Women are capable of lying, and they can lie about being victimized. Of course, it’s a sensitive dance of reception, to balance immediate belief with testing your suspicions: do you assert an inquisition every time someone claims they’ve been wronged, or do you take their word at face value? Is it inappropriate to investigate into the facts of every story, or is it in everyone’s best interest to seek evidence-based truth as much as possible? At what point does belief quit leading the journey and instead become the destination at which you’ve arrived?
In Douglas Heyes’s Kitten with a Whip (1964), we meet underaged Jody (a 23-year-old Ann-Margret) who has just escaped from a juvenile institution where she had stabbed the ward on her way out into San Diego’s night. When she sneaks into David’s (John Forsythe) house, conveniently empty of his wife and daughter, David finds himself ensnared in the center of a malicious and deranged web of games involving attraction and rejection, reality and fantasy, security and deception, and societal expectations.
Despite her beauty and coy gestures, David is genuinely not interested in Jody’s sex appeal. He’s just a man trying to get this kid out of his house - until Jody wields a non-negotiable threat when David tries to make a firm and civil attempt to call the police: she’ll “start screaming rape” if he tells anyone she’s there. Defeated that he cannot risk trying to tell the cops the truth about Jody’s breaking-and-entering, David submits to a rollercoaster hell that includes Jody wearing his wife’s clothes and inviting over her philosophically cultish friends.

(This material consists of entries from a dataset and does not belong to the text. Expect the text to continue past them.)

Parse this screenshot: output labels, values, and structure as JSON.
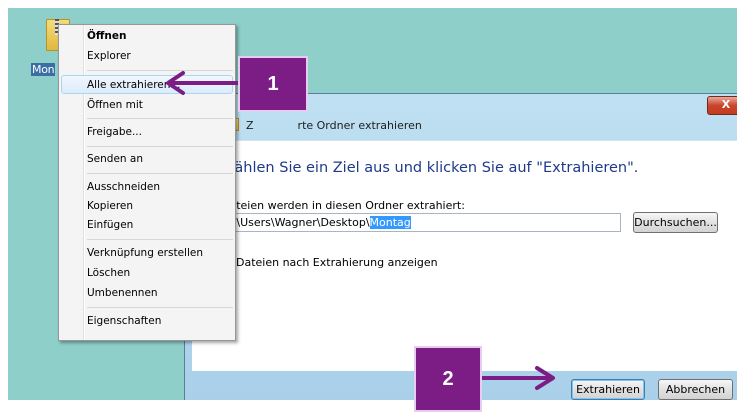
{
  "desktop": {
    "icon_name": "zip-folder-icon",
    "icon_label": "Mon"
  },
  "context_menu": {
    "items": [
      {
        "label": "Öffnen",
        "bold": true
      },
      {
        "label": "Explorer"
      },
      {
        "label": "Alle extrahieren...",
        "highlighted": true
      },
      {
        "label": "Öffnen mit"
      },
      {
        "label": "Freigabe..."
      },
      {
        "label": "Senden an"
      },
      {
        "label": "Ausschneiden"
      },
      {
        "label": "Kopieren"
      },
      {
        "label": "Einfügen"
      },
      {
        "label": "Verknüpfung erstellen"
      },
      {
        "label": "Löschen"
      },
      {
        "label": "Umbenennen"
      },
      {
        "label": "Eigenschaften"
      }
    ]
  },
  "dialog": {
    "close_label": "X",
    "title_start": "Z",
    "title_end": "rte Ordner extrahieren",
    "heading": "Wählen Sie ein Ziel aus und klicken Sie auf \"Extrahieren\".",
    "destination_label": "Dateien werden in diesen Ordner extrahiert:",
    "path_prefix": "C:\\Users\\Wagner\\Desktop\\",
    "path_selected": "Montag",
    "browse_button": "Durchsuchen...",
    "checkbox_label": "Dateien nach Extrahierung anzeigen",
    "checkbox_checked": false,
    "extract_button": "Extrahieren",
    "cancel_button": "Abbrechen"
  },
  "annotations": {
    "step1": "1",
    "step2": "2",
    "badge_color": "#7c1c85",
    "arrow_color": "#7c1c85"
  },
  "colors": {
    "desktop": "#8ecfc9",
    "heading": "#1e3b8a",
    "selection": "#3399ff"
  }
}
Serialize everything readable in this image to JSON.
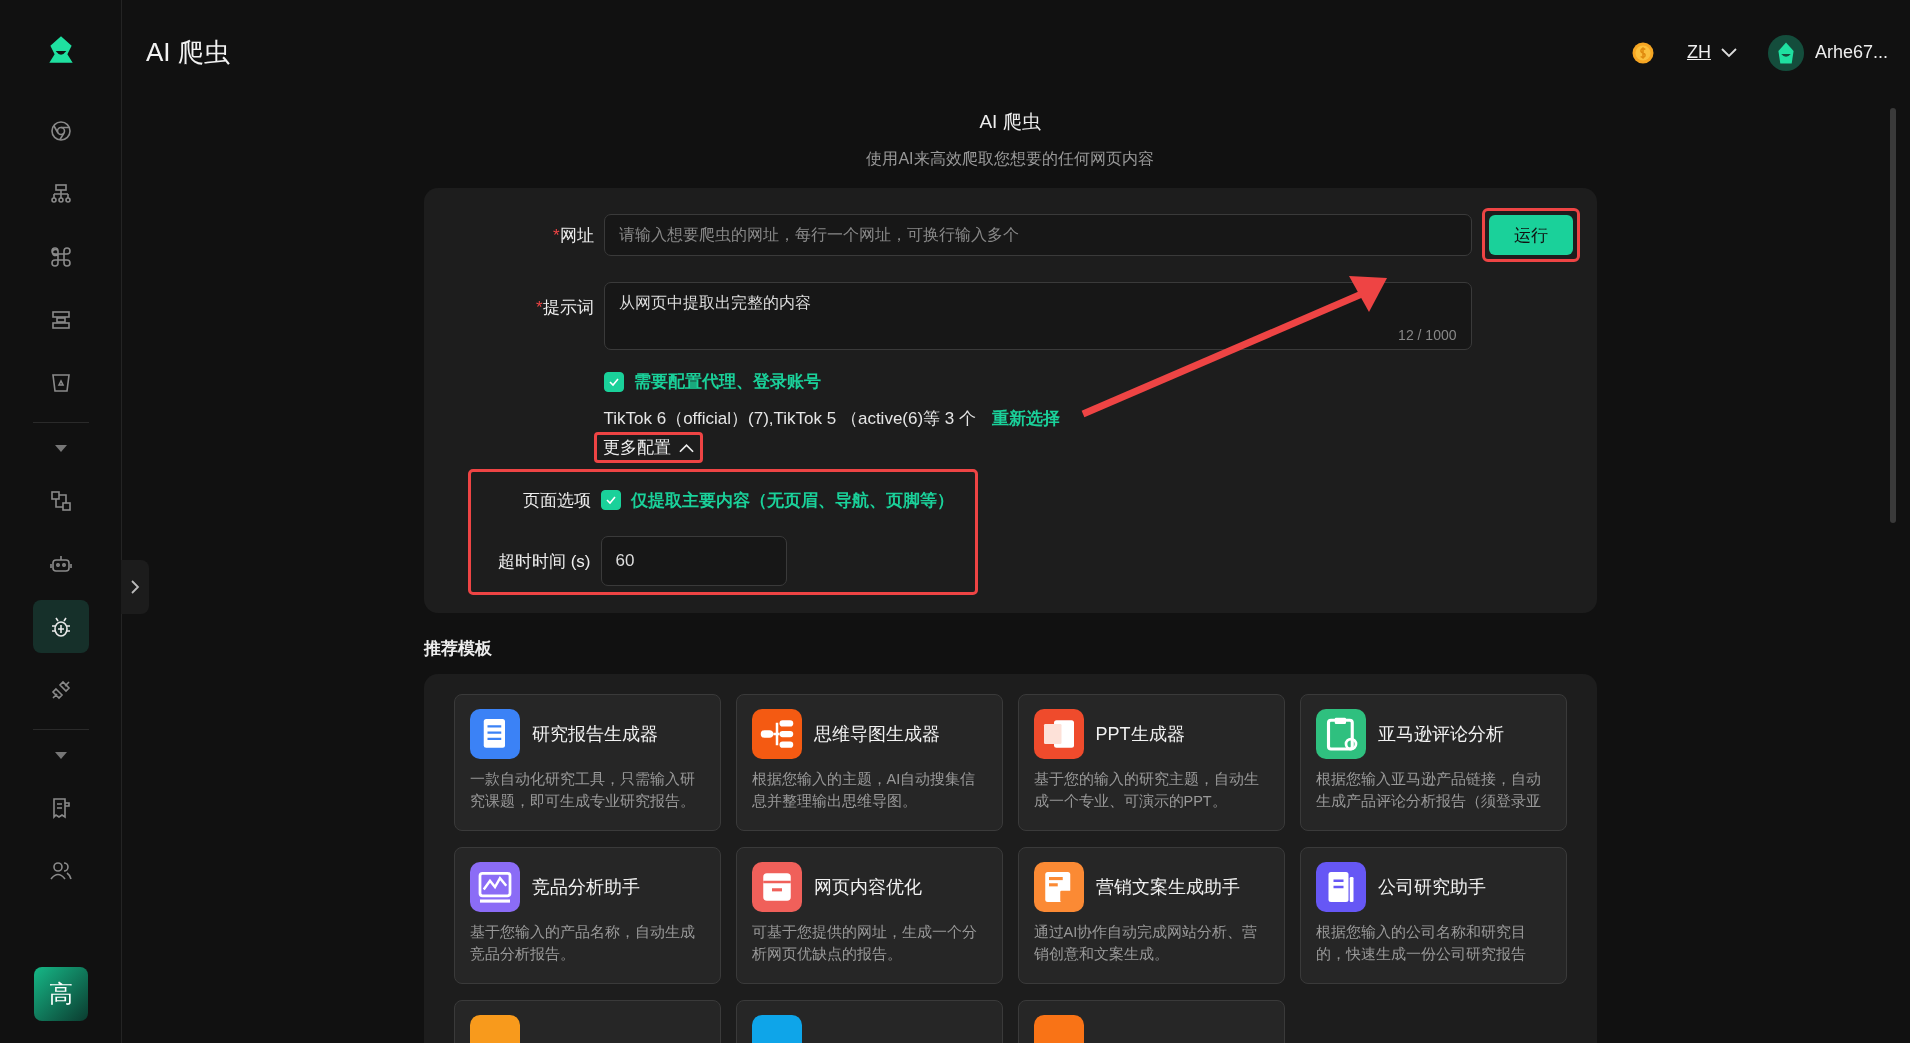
{
  "sidebar": {
    "groups": [
      {
        "collapsible": false,
        "items": [
          {
            "kind": "globe",
            "selected": false
          },
          {
            "kind": "sitemap",
            "selected": false
          },
          {
            "kind": "command",
            "selected": false
          },
          {
            "kind": "layout",
            "selected": false
          },
          {
            "kind": "bucket",
            "selected": false
          }
        ]
      },
      {
        "collapsible": true,
        "items": [
          {
            "kind": "flow",
            "selected": false
          },
          {
            "kind": "robot",
            "selected": false
          },
          {
            "kind": "bug",
            "selected": true
          },
          {
            "kind": "plug",
            "selected": false
          }
        ]
      },
      {
        "collapsible": true,
        "items": [
          {
            "kind": "document",
            "selected": false
          },
          {
            "kind": "users",
            "selected": false
          }
        ]
      }
    ],
    "badge": "高"
  },
  "header": {
    "title": "AI 爬虫",
    "language": "ZH",
    "user": "Arhe67..."
  },
  "page": {
    "title": "AI 爬虫",
    "subtitle": "使用AI来高效爬取您想要的任何网页内容"
  },
  "form": {
    "url": {
      "label": "网址",
      "required_mark": "*",
      "placeholder": "请输入想要爬虫的网址，每行一个网址，可换行输入多个"
    },
    "run_button": {
      "label": "运行",
      "highlighted": true
    },
    "prompt": {
      "label": "提示词",
      "required_mark": "*",
      "value": "从网页中提取出完整的内容",
      "counter": "12 / 1000"
    },
    "proxy": {
      "label": "需要配置代理、登录账号",
      "checked": true
    },
    "accounts": "TikTok 6（official）(7),TikTok 5 （active(6)等 3 个",
    "reselect": "重新选择",
    "more_config": {
      "label": "更多配置",
      "expanded": true,
      "highlighted": true
    },
    "advanced": {
      "highlighted": true,
      "page_option_label": "页面选项",
      "page_option": {
        "label": "仅提取主要内容（无页眉、导航、页脚等）",
        "checked": true
      },
      "timeout_label": "超时时间 (s)",
      "timeout": "60"
    },
    "annotation_arrow": true
  },
  "templates": {
    "title": "推荐模板",
    "items": [
      {
        "kind": "document",
        "color": "#3b82f6",
        "title": "研究报告生成器",
        "description": "一款自动化研究工具，只需输入研究课题，即可生成专业研究报告。"
      },
      {
        "kind": "mindmap",
        "color": "#f45a12",
        "title": "思维导图生成器",
        "description": "根据您输入的主题，AI自动搜集信息并整理输出思维导图。"
      },
      {
        "kind": "slides",
        "color": "#ef4b2c",
        "title": "PPT生成器",
        "description": "基于您的输入的研究主题，自动生成一个专业、可演示的PPT。"
      },
      {
        "kind": "clipboard",
        "color": "#2fc07f",
        "title": "亚马逊评论分析",
        "description": "根据您输入亚马逊产品链接，自动生成产品评论分析报告（须登录亚"
      },
      {
        "kind": "chart",
        "color": "#8b6cf6",
        "title": "竞品分析助手",
        "description": "基于您输入的产品名称，自动生成竞品分析报告。"
      },
      {
        "kind": "box",
        "color": "#f0605a",
        "title": "网页内容优化",
        "description": "可基于您提供的网址，生成一个分析网页优缺点的报告。"
      },
      {
        "kind": "ai-doc",
        "color": "#fb8a34",
        "title": "营销文案生成助手",
        "description": "通过AI协作自动完成网站分析、营销创意和文案生成。"
      },
      {
        "kind": "book",
        "color": "#6657f5",
        "title": "公司研究助手",
        "description": "根据您输入的公司名称和研究目的，快速生成一份公司研究报告"
      },
      {
        "kind": "blank",
        "color": "#f89a1c"
      },
      {
        "kind": "blank",
        "color": "#0ea5e9"
      },
      {
        "kind": "blank",
        "color": "#f97316"
      }
    ]
  }
}
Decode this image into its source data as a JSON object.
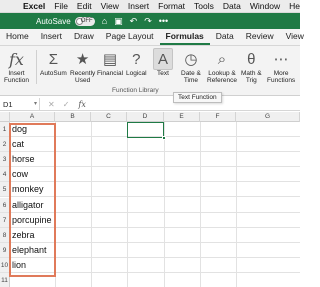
{
  "menubar": {
    "apple": "",
    "items": [
      {
        "label": "Excel",
        "bold": true
      },
      {
        "label": "File"
      },
      {
        "label": "Edit"
      },
      {
        "label": "View"
      },
      {
        "label": "Insert"
      },
      {
        "label": "Format"
      },
      {
        "label": "Tools"
      },
      {
        "label": "Data"
      },
      {
        "label": "Window"
      },
      {
        "label": "He"
      }
    ]
  },
  "titlebar": {
    "autosave_label": "AutoSave",
    "toggle_state": "OFF",
    "icons": [
      "home-icon",
      "save-icon",
      "undo-icon",
      "redo-icon",
      "more-icon"
    ]
  },
  "tabs": [
    {
      "label": "Home"
    },
    {
      "label": "Insert"
    },
    {
      "label": "Draw"
    },
    {
      "label": "Page Layout"
    },
    {
      "label": "Formulas",
      "active": true
    },
    {
      "label": "Data"
    },
    {
      "label": "Review"
    },
    {
      "label": "View"
    }
  ],
  "ribbon": {
    "insert_function": {
      "label": "Insert\nFunction",
      "glyph": "fx"
    },
    "buttons": [
      {
        "id": "autosum",
        "label": "AutoSum",
        "glyph": "Σ"
      },
      {
        "id": "recently-used",
        "label": "Recently\nUsed",
        "glyph": "★"
      },
      {
        "id": "financial",
        "label": "Financial",
        "glyph": "▤"
      },
      {
        "id": "logical",
        "label": "Logical",
        "glyph": "?"
      },
      {
        "id": "text",
        "label": "Text",
        "glyph": "A"
      },
      {
        "id": "date-time",
        "label": "Date &\nTime",
        "glyph": "◷"
      },
      {
        "id": "lookup-reference",
        "label": "Lookup &\nReference",
        "glyph": "⌕"
      },
      {
        "id": "math-trig",
        "label": "Math &\nTrig",
        "glyph": "θ"
      },
      {
        "id": "more-functions",
        "label": "More\nFunctions",
        "glyph": "⋯"
      }
    ],
    "group_label": "Function Library"
  },
  "tooltip": "Text Function",
  "formula_bar": {
    "name_box": "D1",
    "cancel_icon": "✕",
    "enter_icon": "✓",
    "fx_label": "fx",
    "content": ""
  },
  "columns": [
    "A",
    "B",
    "C",
    "D",
    "E",
    "F",
    "G"
  ],
  "rows": [
    {
      "num": "1",
      "a": "dog"
    },
    {
      "num": "2",
      "a": "cat"
    },
    {
      "num": "3",
      "a": "horse"
    },
    {
      "num": "4",
      "a": "cow"
    },
    {
      "num": "5",
      "a": "monkey"
    },
    {
      "num": "6",
      "a": "alligator"
    },
    {
      "num": "7",
      "a": "porcupine"
    },
    {
      "num": "8",
      "a": "zebra"
    },
    {
      "num": "9",
      "a": "elephant"
    },
    {
      "num": "10",
      "a": "lion"
    },
    {
      "num": "11",
      "a": ""
    }
  ],
  "colors": {
    "excel_green": "#1f7a45",
    "selection_highlight": "#e07a5a"
  }
}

It is hard not to entirely hate Jody.
The nightmare ends with a surprisingly violent sequence of handheld camerawork (by Joseph Biroc, who had also filmed Ann-Margret in Bye Bye Birdie a year earlier) and a poorly-lit car chase at night that could almost be the inspiration for the show Cops (premiering 25 years later). What’s really amazing about Kitten with a Whip isn’t the way in which Jody and her friends worm their way under your skin and boil your blood with incessant dialogue, but how relieving it is when the film wraps up in a tidy, succinct conclusion. There are no loose ends, there is no mystery - and there is certainly no remaining evidence of what we know is the truth.